Transportation Industry
SNCF maximise passenger revenue
International Railway Journal, June, 2003 by Steve Bennett
SNCF realise it must capitalise on its profitable passenger services and has been taking steps both to streamline its management and maximise revenue.
SEPARATION of rail infrastructure from operations may have proved an unpopular move in France, but there is no doubt that the transparency of revenues and costs which followed the creation of French Rail Network (RFF) six years ago has forced French National Railways (SNCF) to look more closely at its levels of efficiency.
Although there has been no sign of improvement in its loss-making freight business, the operator has maintained a steady course in its long-distance passenger services and, indeed, is striving hard to ensure that these
remain profitable against a background of increasing track access fees imposed by RFF.

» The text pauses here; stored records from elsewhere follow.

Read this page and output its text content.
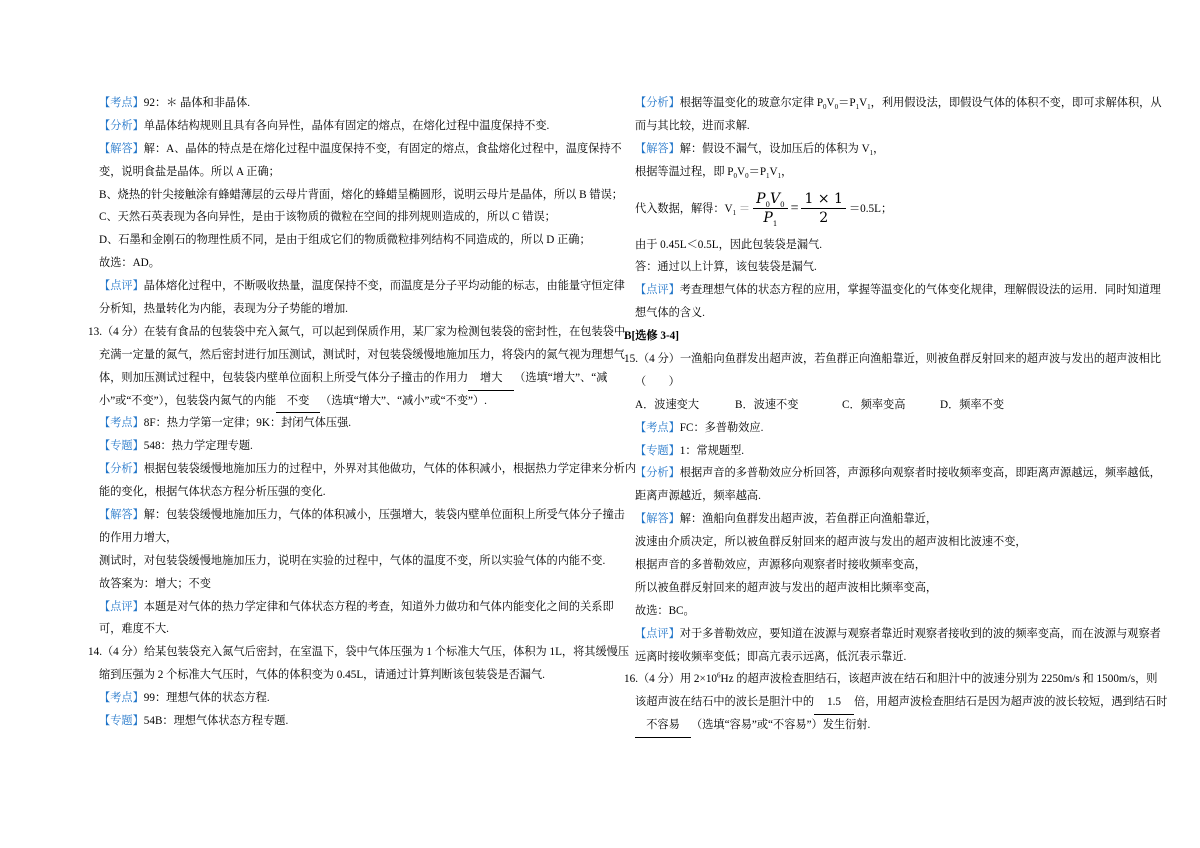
【考点】92：＊ 晶体和非晶体.
【分析】单晶体结构规则且具有各向异性，晶体有固定的熔点，在熔化过程中温度保持不变.
【解答】解：A、晶体的特点是在熔化过程中温度保持不变，有固定的熔点，食盐熔化过程中，温度保持不
变，说明食盐是晶体。所以 A 正确；
B、烧热的针尖接触涂有蜂蜡薄层的云母片背面，熔化的蜂蜡呈椭圆形，说明云母片是晶体，所以 B 错误；
C、天然石英表现为各向异性，是由于该物质的微粒在空间的排列规则造成的，所以 C 错误；
D、石墨和金刚石的物理性质不同，是由于组成它们的物质微粒排列结构不同造成的，所以 D 正确；
故选：AD。
【点评】晶体熔化过程中，不断吸收热量，温度保持不变，而温度是分子平均动能的标志，由能量守恒定律
分析知，热量转化为内能，表现为分子势能的增加.
13.（4 分）在装有食品的包装袋中充入氮气，可以起到保质作用，某厂家为检测包装袋的密封性，在包装袋中
充满一定量的氮气，然后密封进行加压测试，测试时，对包装袋缓慢地施加压力，将袋内的氮气视为理想气
体，则加压测试过程中，包装袋内壁单位面积上所受气体分子撞击的作用力 增大 （选填“增大”、“减
小”或“不变”），包装袋内氮气的内能 不变 （选填“增大”、“减小”或“不变”）.
【考点】8F：热力学第一定律；9K：封闭气体压强.
【专题】548：热力学定理专题.
【分析】根据包装袋缓慢地施加压力的过程中，外界对其他做功，气体的体积减小，根据热力学定律来分析内
能的变化，根据气体状态方程分析压强的变化.
【解答】解：包装袋缓慢地施加压力，气体的体积减小，压强增大，装袋内壁单位面积上所受气体分子撞击
的作用力增大，
测试时，对包装袋缓慢地施加压力，说明在实验的过程中，气体的温度不变，所以实验气体的内能不变.
故答案为：增大；不变
【点评】本题是对气体的热力学定律和气体状态方程的考查，知道外力做功和气体内能变化之间的关系即
可，难度不大.
14.（4 分）给某包装袋充入氮气后密封，在室温下，袋中气体压强为 1 个标准大气压，体积为 1L，将其缓慢压
缩到压强为 2 个标准大气压时，气体的体积变为 0.45L，请通过计算判断该包装袋是否漏气.
【考点】99：理想气体的状态方程.
【专题】54B：理想气体状态方程专题.
【分析】根据等温变化的玻意尔定律 $P_0V_0=P_1V_1$，利用假设法，即假设气体的体积不变，即可求解体积，从
而与其比较，进而求解.
【解答】解：假设不漏气，设加压后的体积为 $V_1$，
根据等温过程，即 $P_0V_0=P_1V_1$，
代入数据，解得：$V_1 = \frac{P_0V_0}{P_1} = \frac{1 \times 1}{2} =0.5L$；
由于 0.45L＜0.5L，因此包装袋是漏气.
答：通过以上计算，该包装袋是漏气.
【点评】考查理想气体的状态方程的应用，掌握等温变化的气体变化规律，理解假设法的运用．同时知道理
想气体的含义.
B[选修 3-4]
15.（4 分）一渔船向鱼群发出超声波，若鱼群正向渔船靠近，则被鱼群反射回来的超声波与发出的超声波相比
（　　）
A．波速变大	B．波速不变	C．频率变高	D．频率不变
【考点】FC：多普勒效应.
【专题】1：常规题型.
【分析】根据声音的多普勒效应分析回答，声源移向观察者时接收频率变高，即距离声源越远，频率越低，
距离声源越近，频率越高.
【解答】解：渔船向鱼群发出超声波，若鱼群正向渔船靠近，
波速由介质决定，所以被鱼群反射回来的超声波与发出的超声波相比波速不变，
根据声音的多普勒效应，声源移向观察者时接收频率变高，
所以被鱼群反射回来的超声波与发出的超声波相比频率变高，
故选：BC。
【点评】对于多普勒效应，要知道在波源与观察者靠近时观察者接收到的波的频率变高，而在波源与观察者
远离时接收频率变低；即高亢表示远离，低沉表示靠近.
16.（4 分）用 $2\times 10^6Hz$ 的超声波检查胆结石，该超声波在结石和胆汁中的波速分别为 2250m/s 和 1500m/s，则
该超声波在结石中的波长是胆汁中的 1.5 倍，用超声波检查胆结石是因为超声波的波长较短，遇到结石时
不容易 （选填“容易”或“不容易”）发生衍射.
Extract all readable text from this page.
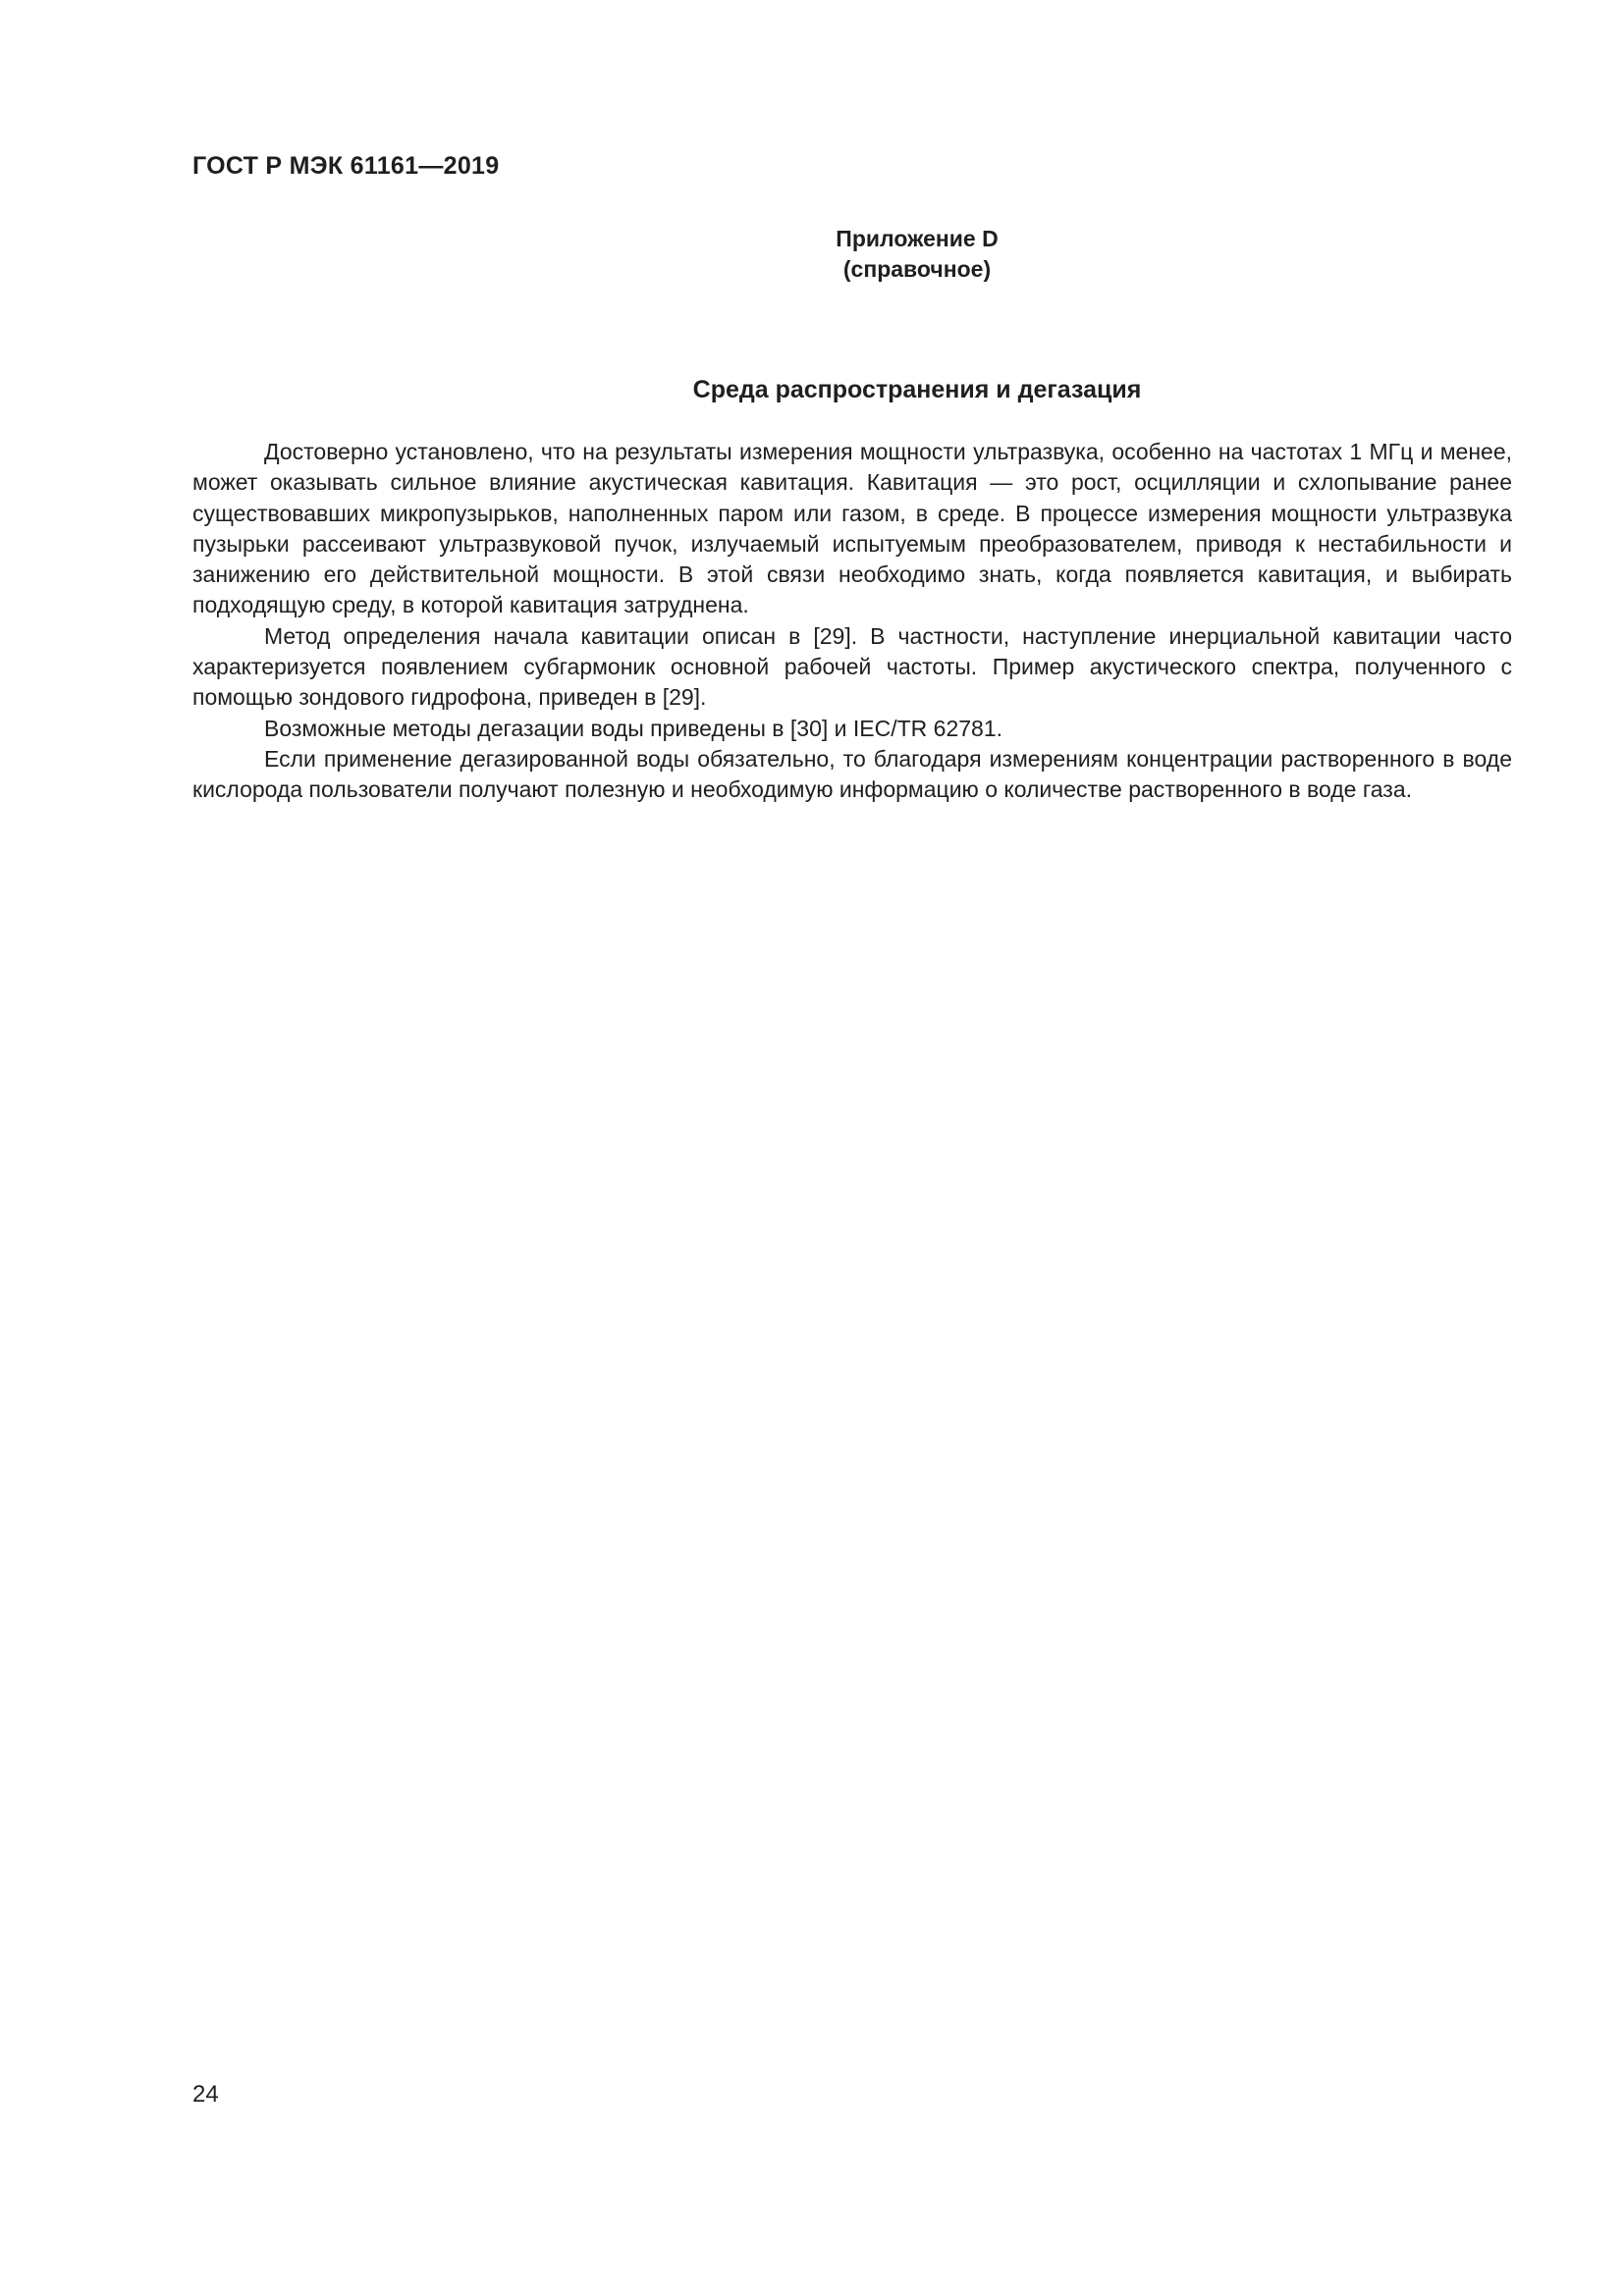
ГОСТ Р МЭК 61161—2019
Приложение D
(справочное)
Среда распространения и дегазация

Достоверно установлено, что на результаты измерения мощности ультразвука, особенно на частотах 1 МГц и менее, может оказывать сильное влияние акустическая кавитация. Кавитация — это рост, осцилляции и схлопывание ранее существовавших микропузырьков, наполненных паром или газом, в среде. В процессе измерения мощности ультразвука пузырьки рассеивают ультразвуковой пучок, излучаемый испытуемым преобразователем, приводя к нестабильности и занижению его действительной мощности. В этой связи необходимо знать, когда появляется кавитация, и выбирать подходящую среду, в которой кавитация затруднена.

Метод определения начала кавитации описан в [29]. В частности, наступление инерциальной кавитации часто характеризуется появлением субгармоник основной рабочей частоты. Пример акустического спектра, полученного с помощью зондового гидрофона, приведен в [29].

Возможные методы дегазации воды приведены в [30] и IEC/TR 62781.

Если применение дегазированной воды обязательно, то благодаря измерениям концентрации растворенного в воде кислорода пользователи получают полезную и необходимую информацию о количестве растворенного в воде газа.

24
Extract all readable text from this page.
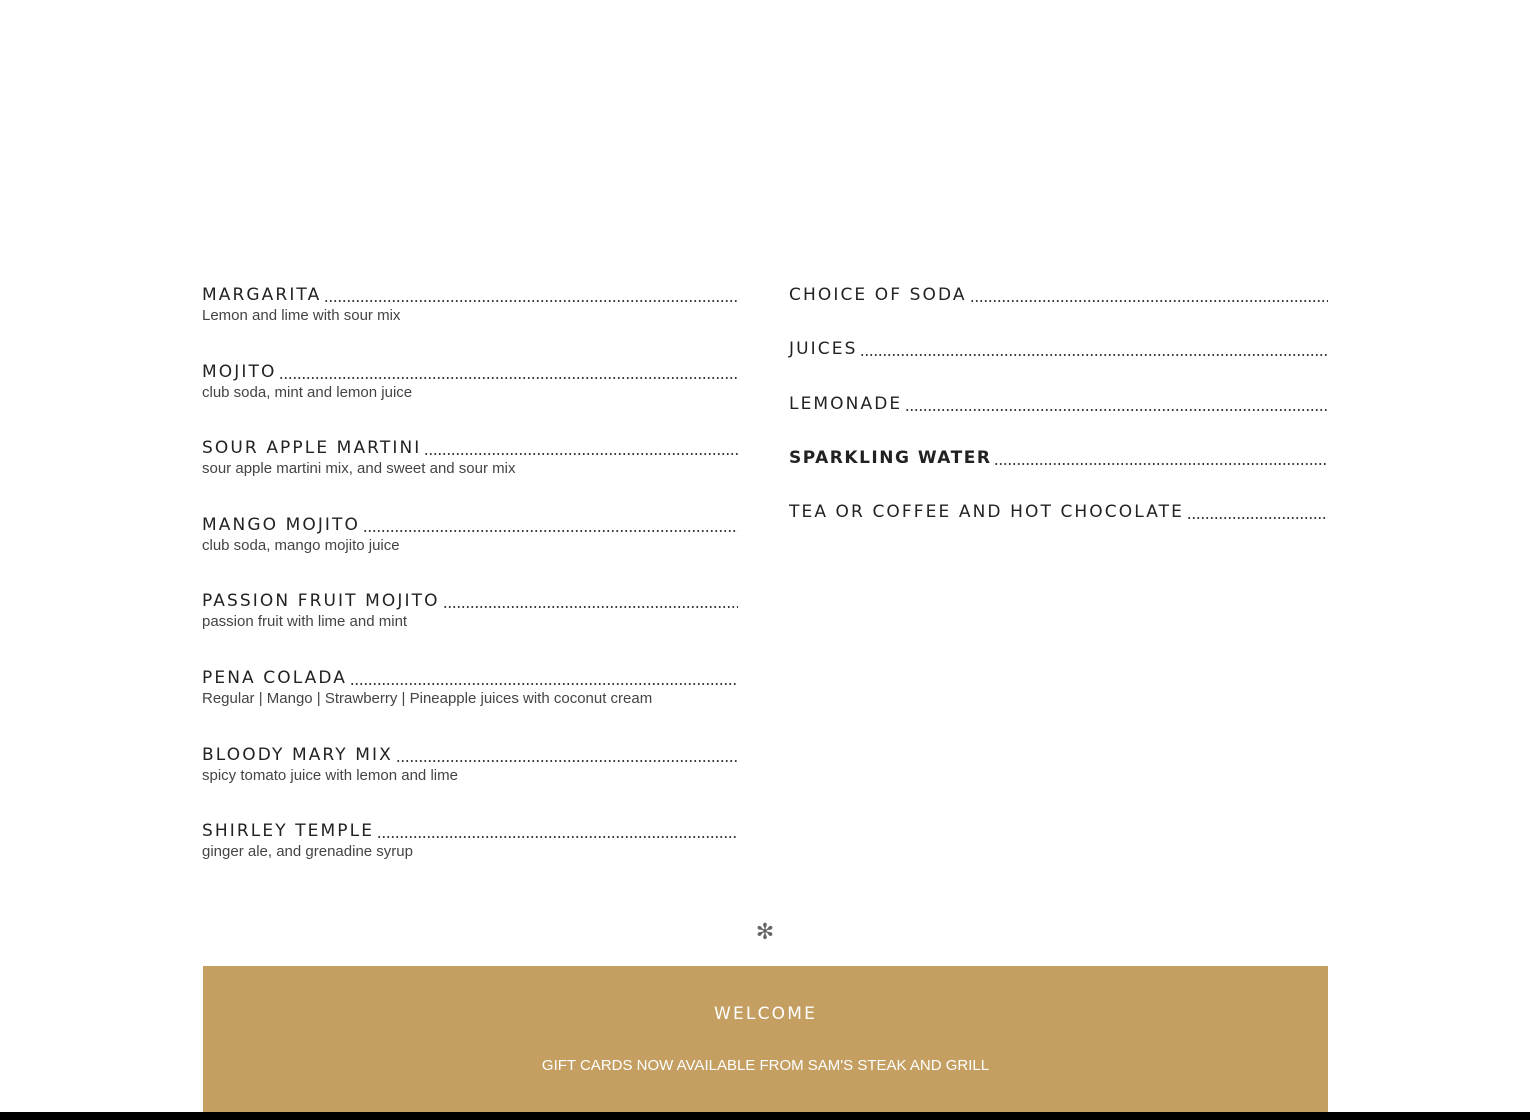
MARGARITA
Lemon and lime with sour mix
MOJITO
club soda, mint and lemon juice
SOUR APPLE MARTINI
sour apple martini mix, and sweet and sour mix
MANGO MOJITO
club soda, mango mojito juice
PASSION FRUIT MOJITO
passion fruit with lime and mint
PENA COLADA
Regular | Mango | Strawberry | Pineapple juices with coconut cream
BLOODY MARY MIX
spicy tomato juice with lemon and lime
SHIRLEY TEMPLE
ginger ale, and grenadine syrup
CHOICE OF SODA
JUICES
LEMONADE
SPARKLING WATER
TEA OR COFFEE AND HOT CHOCOLATE
✻
WELCOME
GIFT CARDS NOW AVAILABLE FROM SAM'S STEAK AND GRILL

SNCF's long-distance passenger services division--known as grandes lignes--incorporates three units which are responsible for TGV high-speed services, so-called "classic" services operated by a fleet of 1200 Corail coaches, and international joint-ventures such as Eurostar and Thalys.
The division has undergone some key changes during the past 18 months since the arrival of Mr Mathias Emmerich as its director. He has reduced the number of managers from 35 to 12, and has provided a new commercial philosophy which seems to be reaping dividends. SNCF's performance in this area is especially critical because it must be fully prepared for the scheduled opening of the 300km TGV Est line between Paris and Baudrecourt in July 2007.
Emmerich told IRJ in Paris: "Unlike the commuter rail services, grandes lignes is not subsidised. So we have to try to be self-sufficient. Since I took over, I have reorganised the division to concentrate on delivering the product rather than dealing with the geography of services.
"We are trying to replicate the sort of commercial structure which you would find in any normal company. As well as streamlining the management, a new reporting system has been created which gives each manager a bigger remit and greater autonomy to make decisions personally. This is not only more efficient, it also allows us to identify our profit margins and operate more closely to them.
"Our business is not just about volume, it's about margins too. We increased our annual revenue by almost 10% before track access fees last year. I think this was a good performance."
The grandes lignes division's turnover in 2002 was about [euro]5 billion. However, track access fees accounted for almost a quarter of this figure as it paid [euro]1.1 billion to RFF, plus a further [euro]100 million to Eurotunnel for operating Eurostar services through the Channel Tunnel.
Soaring Access Fees
Emmerich pointed out: "During the past four or five years, our track access fees to RFF have increased from [euro]200 million to [euro]1.1 billion. That is a very heavy increase. As a result, our margin is now only 1% of turnover. This is not exciting, but it is an achievement in the circumstances. I think we have now reached a level where, if the fees continue to increase, it will put at risk some of our traffic.
"I don't blame RFF, because it has to pay for infrastructure development. If anyone is to blame, it's the government because it did not write off RFF's debt. As a result, RFF has been pushed into financial decisions which may be short-sighted and not in the interests of the nation.
"If track access fees are truly meant to reflect the market, we have reached our limit. At the moment, our cash flow doesn't cover investment year-on-year. If this continues, it may halt the development of our TGV services and kill the goose that lays the golden egg."
SNCF is attempting to maximise its profits from TGV services through the introduction of increasing numbers of high-capacity Duplex double-deck trains. A further 16 will be delivered during the course of this year. The advantage of these trains is not simply that they can carry more passengers, but, even more importantly, the revenue they generate can cover the increasing costs of track access.
The grandes lignes division must continue to purchase and allocate new trains to existing routes during the build-up to the opening of TGV Est. It will then face a different kind of challenge when the line opens.
Emmerich explained: "This will require a further major change in our fleet. Coral trains will be replaced by TGV trains when the line opens in mid-2007. We must prepare for that sudden, massive transformation, and that is the reason why we need to keep buying double-deck TGVs. We have to minimise the impact on all our services when TGV Est opens.
"Having profitable TGV services now is essential for us to meet our existing cash flows and also to invest in future TGV Est services. TGV represents 75% of grandes lignes' business today, and this will increase to 85 or 90% when TGV Est opens. In effect, Corail services will become only a residual part of the enterprise. We are going to become more and more of a purely high-speed division.
"We will also have to reassess our market because the growth of the TGV network together with the European high-speed network will provide more opportunities for international traffic. At the moment, this represents 20 to 22% of the division's turnover. But in the future, this is likely to increase to as much as 30%."